Le président de la République, Kais Saïed, a reçu jeudi au Palais de Carthage le ministre de la Santé, Mustapha Ferjani, pour faire le point sur l’avancement des projets hospitaliers et le lancement du premier hôpital numérique de Tunisie. Cette rencontre intervient alors que le chef de l’État appelle à accélérer la concrétisation des chantiers médicaux dans plusieurs régions du pays.

Modernisation du système de santé

Le projet d’« hôpital numérique » a été présenté comme une première nationale, destinée à transformer le système sanitaire grâce aux technologies modernes.

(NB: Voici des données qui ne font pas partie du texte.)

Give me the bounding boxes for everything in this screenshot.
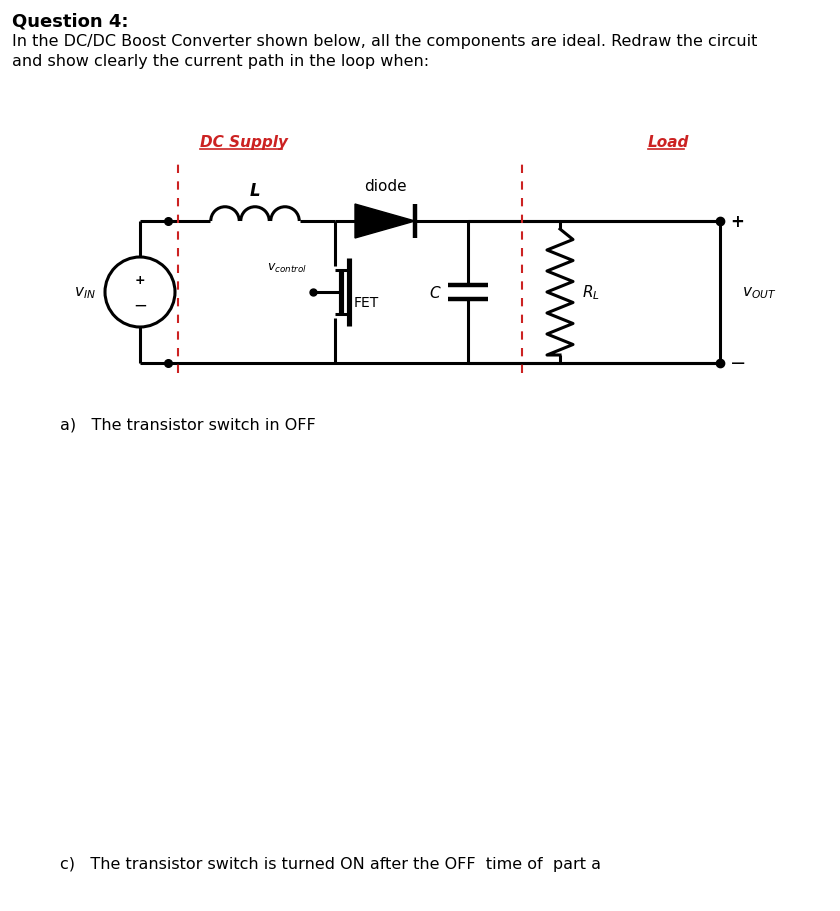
Polygon shape xyxy=(355,205,415,239)
Text: c)   The transistor switch is turned ON after the OFF  time of  part a: c) The transistor switch is turned ON af… xyxy=(60,856,601,871)
Text: and show clearly the current path in the loop when:: and show clearly the current path in the… xyxy=(12,54,429,69)
Text: L: L xyxy=(249,182,260,200)
Text: Question 4:: Question 4: xyxy=(12,12,129,30)
Text: $v_{OUT}$: $v_{OUT}$ xyxy=(742,285,776,301)
Text: −: − xyxy=(730,354,747,374)
Text: Load: Load xyxy=(648,135,690,149)
Text: $v_{IN}$: $v_{IN}$ xyxy=(74,285,96,301)
Text: FET: FET xyxy=(354,296,379,310)
Text: $v_{control}$: $v_{control}$ xyxy=(267,261,307,275)
Text: +: + xyxy=(730,213,744,230)
Text: C: C xyxy=(429,285,440,300)
Text: +: + xyxy=(134,273,145,286)
Text: diode: diode xyxy=(364,179,407,194)
Text: a)   The transistor switch in OFF: a) The transistor switch in OFF xyxy=(60,416,316,432)
Text: DC Supply: DC Supply xyxy=(200,135,288,149)
Text: −: − xyxy=(133,297,147,314)
Text: $R_L$: $R_L$ xyxy=(582,283,600,302)
Text: In the DC/DC Boost Converter shown below, all the components are ideal. Redraw t: In the DC/DC Boost Converter shown below… xyxy=(12,34,758,49)
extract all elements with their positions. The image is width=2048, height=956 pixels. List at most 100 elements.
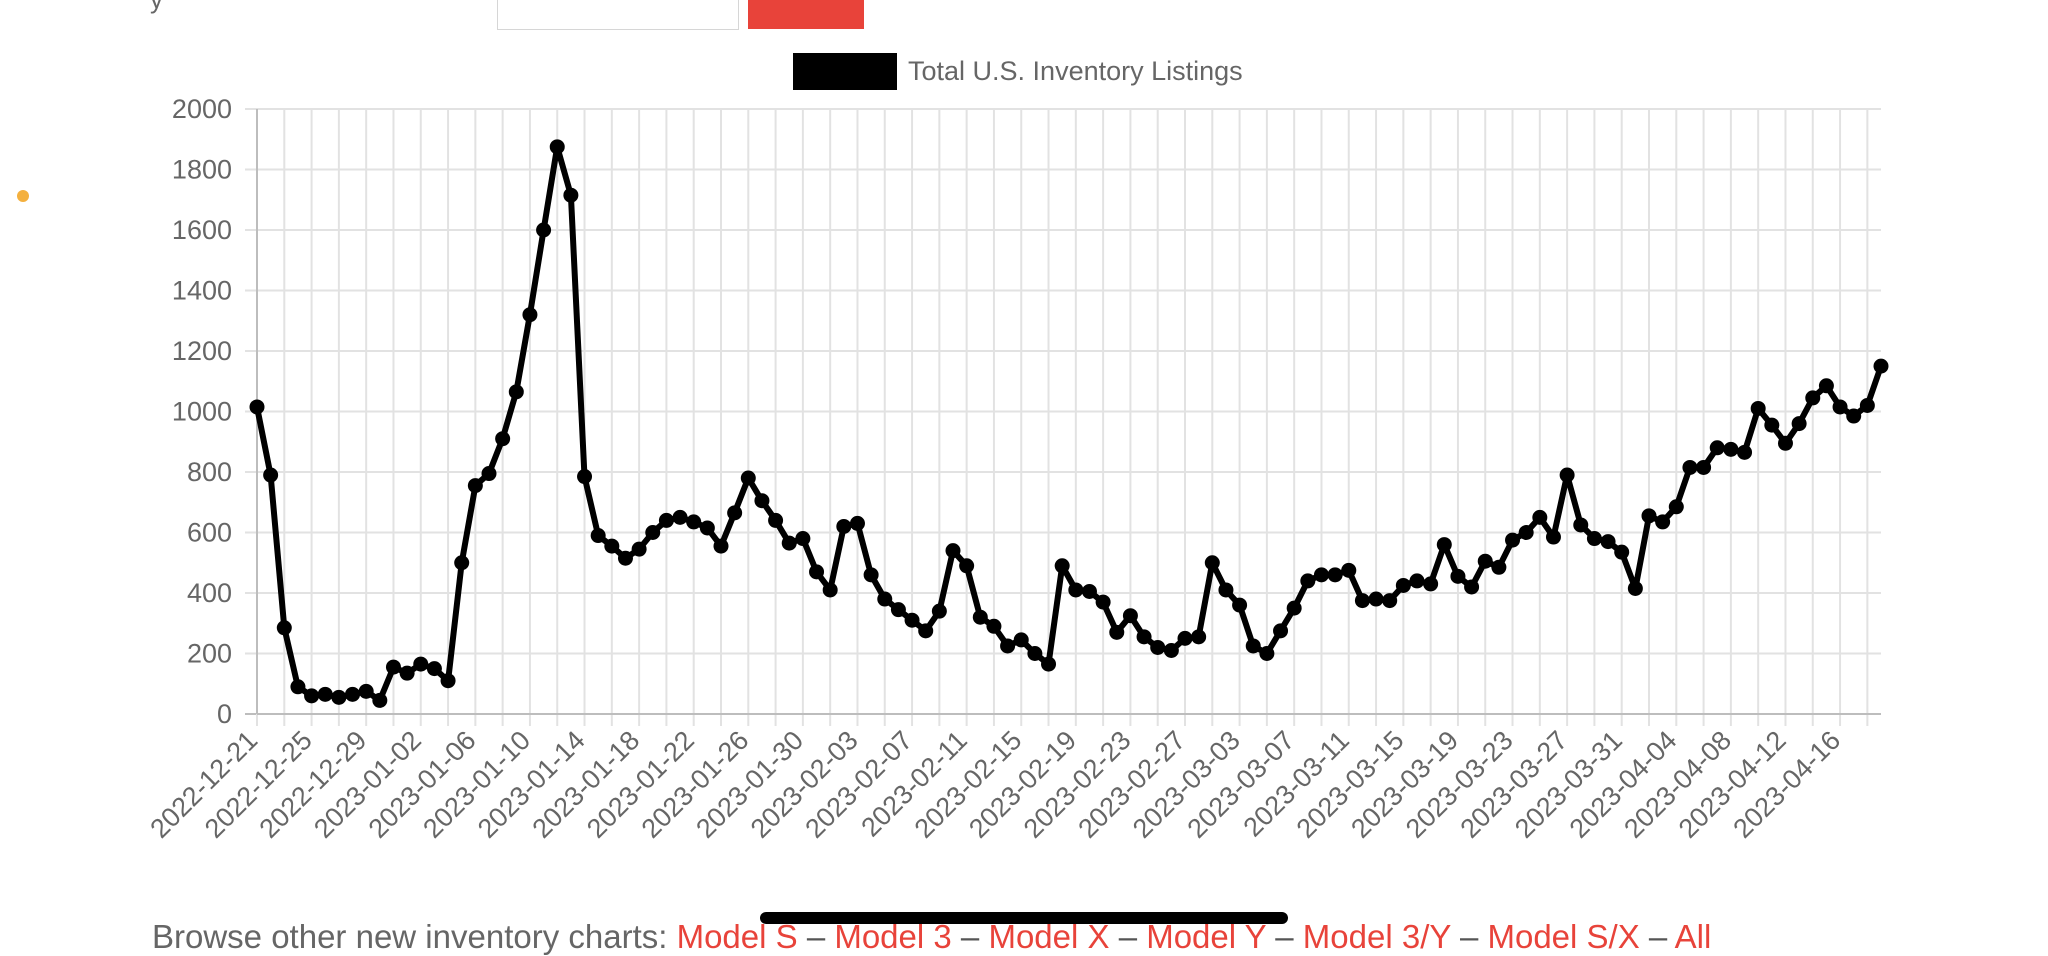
separator: –	[1459, 918, 1479, 955]
data-point	[754, 493, 770, 509]
y-tick-label: 1400	[172, 276, 232, 306]
y-tick-label: 800	[187, 457, 232, 487]
data-point	[508, 384, 524, 400]
data-point	[1791, 416, 1807, 432]
y-tick-label: 1200	[172, 336, 232, 366]
data-point	[1655, 514, 1671, 530]
data-point	[1395, 577, 1411, 593]
data-point	[672, 509, 688, 525]
data-point	[959, 558, 975, 574]
inventory-line-chart: 0 200 400 600 800 1000 1200 1400 1600 1800 2000 20…	[144, 53, 1889, 844]
data-point	[317, 686, 333, 702]
y-axis-ticks: 0 200 400 600 800 1000 1200 1400 1600 1800 2000	[172, 94, 232, 729]
data-point	[1750, 400, 1766, 416]
data-point	[1696, 459, 1712, 475]
chart-grid	[245, 108, 1881, 726]
link-model-3y[interactable]: Model 3/Y	[1302, 918, 1451, 955]
separator: –	[1648, 918, 1668, 955]
data-point	[1354, 593, 1370, 609]
status-dot-icon	[17, 190, 29, 202]
data-point	[290, 679, 306, 695]
legend-swatch	[793, 53, 897, 90]
data-point	[1532, 509, 1548, 525]
data-point	[263, 467, 279, 483]
data-point	[1464, 579, 1480, 595]
data-point	[440, 673, 456, 689]
data-point	[1573, 517, 1589, 533]
data-point	[604, 538, 620, 554]
data-point	[836, 518, 852, 534]
data-point	[1723, 441, 1739, 457]
data-point	[481, 466, 497, 482]
data-point	[1068, 582, 1084, 598]
data-point	[372, 692, 388, 708]
data-point	[1477, 553, 1493, 569]
data-point	[822, 582, 838, 598]
data-point	[385, 659, 401, 675]
data-point	[1450, 568, 1466, 584]
data-point	[1232, 597, 1248, 613]
data-point	[631, 541, 647, 557]
x-axis-ticks: 2022-12-212022-12-252022-12-292023-01-02…	[144, 725, 1846, 844]
data-point	[768, 512, 784, 528]
y-tick-label: 400	[187, 578, 232, 608]
y-tick-label: 200	[187, 639, 232, 669]
data-point	[1559, 467, 1575, 483]
data-point	[918, 623, 934, 639]
data-point	[1313, 567, 1329, 583]
data-point	[1177, 630, 1193, 646]
chart-legend: Total U.S. Inventory Listings	[793, 53, 1243, 90]
data-point	[549, 139, 565, 155]
y-tick-label: 1600	[172, 215, 232, 245]
data-point	[1109, 624, 1125, 640]
data-point	[699, 520, 715, 536]
y-tick-label: 0	[217, 699, 232, 729]
data-point	[1600, 534, 1616, 550]
data-point	[972, 609, 988, 625]
data-point	[781, 535, 797, 551]
data-point	[345, 686, 361, 702]
data-point	[931, 603, 947, 619]
data-point	[1668, 499, 1684, 515]
data-point	[1382, 593, 1398, 609]
data-point	[1409, 573, 1425, 589]
series-points	[249, 139, 1889, 708]
data-point	[1163, 642, 1179, 658]
legend-label: Total U.S. Inventory Listings	[908, 56, 1243, 86]
data-point	[304, 688, 320, 704]
data-point	[863, 567, 879, 583]
filter-input[interactable]	[497, 0, 739, 30]
data-point	[1518, 525, 1534, 540]
data-point	[1586, 531, 1602, 547]
y-tick-label: 600	[187, 518, 232, 548]
y-tick-label: 1000	[172, 397, 232, 427]
y-tick-label: 1800	[172, 155, 232, 185]
data-point	[1682, 459, 1698, 475]
data-point	[1846, 408, 1862, 424]
filter-label: y	[150, 0, 163, 15]
data-point	[1259, 646, 1275, 661]
data-point	[740, 470, 756, 486]
data-point	[849, 515, 865, 531]
data-point	[1095, 594, 1111, 610]
data-point	[1545, 529, 1561, 545]
home-indicator	[760, 912, 1288, 924]
data-point	[1327, 567, 1343, 583]
data-point	[795, 531, 811, 547]
data-point	[1818, 378, 1834, 394]
data-point	[617, 550, 633, 566]
data-point	[426, 661, 442, 677]
data-point	[713, 538, 729, 554]
data-point	[1136, 629, 1152, 645]
submit-button[interactable]	[748, 0, 864, 29]
data-point	[1204, 555, 1220, 571]
data-point	[399, 665, 415, 681]
data-point	[1764, 417, 1780, 433]
link-model-sx[interactable]: Model S/X	[1487, 918, 1640, 955]
data-point	[454, 555, 470, 571]
data-point	[1273, 623, 1289, 639]
data-point	[1641, 508, 1657, 524]
data-point	[522, 307, 538, 323]
data-point	[495, 431, 511, 447]
link-all[interactable]: All	[1674, 918, 1712, 955]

Ce dispositif permettra d’envoyer les examens médicaux à distance pour établir des diagnostics et prescriptions sans déplacement, notamment au profit des habitants des zones rurales et enclavées.

Selon le communiqué de la présidence, ce modèle s’inscrit dans la volonté de bâtir une médecine connectée et accessible à tous. Le président Saïed a insisté sur le fait que « le droit à la santé est un droit humain naturel » devant être garanti de manière égale à tous les citoyens.

Des chantiers à achever dans tout le pays

Kais Saïed a exhorté le ministère à hâter la finalisation des nouveaux établissements hospitaliers dans plusieurs villes, parmi lesquelles Kairouan, Sbeitla, El Jem, Ghar Dimaou, Jemla, Makthar, Haffouz, Dahmani et Tala.

Ces projets, a-t-il rappelé, doivent être protégés contre « les cartels » et les intérêts privés qui cherchent à en retarder l’exécution.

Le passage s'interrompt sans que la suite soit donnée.